Mobile phase selection for the combined use of liquid chromatography–inductively coupled plasma mass spectrometry and electrospray ionisation mass spectrometry

Four different organic solvents: dimethylformamide, 1,4-dioxane, n-propanol and ethanol were evaluated as alternative organic modifiers to acetonitrile for liquid chromatography (LC) separations. The aim was to establish common sets of chromatographic conditions that could be applied for LC hyphenation to inductively coupled plasma mass spectrometry (ICPMS) as well as to electrospray ionization MS (ESIMS). The approach was to evaluate candidate solvents that, compared to acetonitrile, potentially could give improved analytical performance (low solvent vapor loading, maximized analyte sensitivity and minimized carbon depositions on instrumental parts) in ICPMS analysis while retaining chromatographic and ESIMS performances. The study showed that dimethylformamide, 1,4-dioxane, n-propanol and ethanol all can be advantageous chromatographic modifiers for LC–ICPMS analysis, giving superior performance compared to acetonitrile. For the combined use of LC–ICPMS and LC–ESIMS with a common set of chromatographic conditions, n-propanol gave the best overall performance. The 195Pt+ signal in ICPMS was continuously monitored during a 0–60% organic solvent gradient and at 25% of organic modifier, 100% of the signal obtained at the gradient start was preserved for n-propanol compared to only 35% of the signal when using acetonitrile.

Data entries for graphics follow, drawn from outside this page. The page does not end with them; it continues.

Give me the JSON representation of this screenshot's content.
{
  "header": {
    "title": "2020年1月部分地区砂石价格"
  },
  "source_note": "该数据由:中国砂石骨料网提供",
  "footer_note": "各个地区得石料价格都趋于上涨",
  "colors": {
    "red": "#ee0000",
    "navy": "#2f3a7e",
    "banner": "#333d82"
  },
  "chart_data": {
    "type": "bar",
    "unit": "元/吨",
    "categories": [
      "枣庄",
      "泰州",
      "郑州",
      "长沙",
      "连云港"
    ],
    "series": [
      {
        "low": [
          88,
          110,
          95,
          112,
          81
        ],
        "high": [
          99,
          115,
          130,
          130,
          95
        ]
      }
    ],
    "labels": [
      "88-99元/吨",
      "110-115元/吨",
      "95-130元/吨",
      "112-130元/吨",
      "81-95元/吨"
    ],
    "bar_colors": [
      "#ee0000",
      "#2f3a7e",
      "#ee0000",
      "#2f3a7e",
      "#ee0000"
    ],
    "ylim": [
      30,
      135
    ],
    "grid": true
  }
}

Platinum detection limits were 5–8 times lower using n-propanol compared with acetonitrile. Signal-to-noise ratio in continuous ESIMS signal measurements was 100, 90 and 110 for a 100 μg/ml solution of leucine–enkephaline using acetonitrile, ethanol and n-propanol, respectively. Chromatographic efficiency in reversed phase separations was preserved for n-propanol compared to acetonitrile for the analysis of the whole protein cytochrome C and the peptide bacitracin on a column with particle and pore sizes of 5 μm and 300 Å, but slightly deteriorated for the separation of the peptides leucine–enkephaline and bacitracin on a 3 μm and 90 Å column as the peak width at half height for both peptides increased by a factor of two. The performance on the smaller dimensioned column could however be improved by running the separations at 40 °C.